Laura’s Story
After making contact with TFV, Laura* instead chose to find a job via a Facebook post. It was a decision she lived to regret. Read her story below to ensure you don’t make the same mistake.
Laura had made good after good decision: she had decided to change her life for the better, she had decided to move to a country full of adventure, she had decided to teach in Vietnam, she had decided to contact TFV. Then she made one mistake that tarnished her whole adventure -against TFV’s advice, she found and accepted an unvetted job opportunity from a rather questionable employer. In Laura’s defence, her advancing years and mixed American/Taiwanese heritage, made finding the best jobs extra challenging [read TFV’s website to learn more about discrimination in the Vietnamese job market]. The position sounded good, there was free food, accommodation, a solid wage, and a beautiful-sounding location. Despite TFV’s warnings, Laura took the risk, and this time it did not pay off.
It turned out that the beautiful location was pretty isolated, Laura’s job was over two hours from Hanoi and there were no other foreign teachers for her to socialise with. Her free accommodation, while comfortable and spacious, was a room inside her boss’s house! And once she realised how cheap and delicious local Vietnamese food was, those free meals weren’t all that much of a bonus. Even at an early stage, there were warning signs that the job was not as idyllic as the ad made it out to be. The ad had never offered a work permit, and she was refused one when she arrived. She had worked for several weeks and been given no contract, no health insurance, no guaranteed hours, and no payment.

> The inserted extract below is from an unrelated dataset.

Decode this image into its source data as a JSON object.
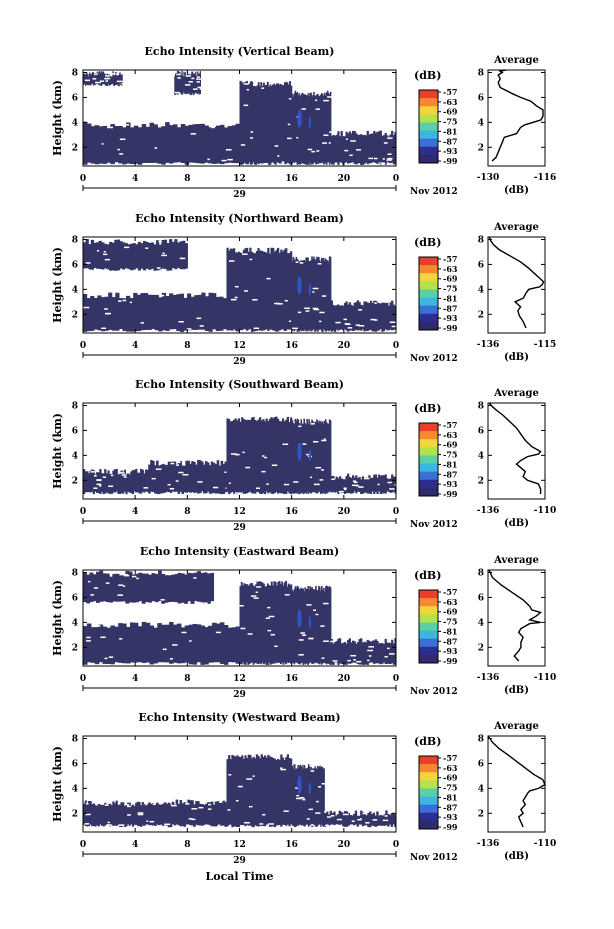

As time went on, the situation grew more and more untenable. She had been provided with no course books or training. Getting paid was constantly an obstacle course she had to fight her way through. Occasionally, a contract would surface, but then soon disappeared again as her boss (and landlord!) refused to print it out for her or sign it. Again and again, she received promises of guaranteed hours and work permits. It was being used as a carrot on a stick.
Laura, to the best of her abilities wanted to stay on and fight for the role. Like any good teacher, she had grown attached to her students and did not want to abandon them. Yet the situation eventually became unbearable. After the busy summer period, there was a decline in students and her boss took this out of her wages, her once respectable $20 per hour was reduced to $5! Her living situation grew equally uncomfortable, with her boss’s family offering her no privacy and moving things around in her room while she was out. Tensions grew to the stage where she was forced to move out and pay for a hotel to live in.
At this stage, Laura decided to ask for help. She messaged TFV, and Georgie managed to find her a short-notice teaching job with a very respectable employer in Hanoi. Thankfully, the stress is now behind her. Laura is much happier in her new position, and was generous enough to let TFV share her story so that other teachers can learn from her decision. Vietnam can sometimes be a stressful place to live and work. We all learn from our mistakes, but TFV can help you to avoid the worst of them!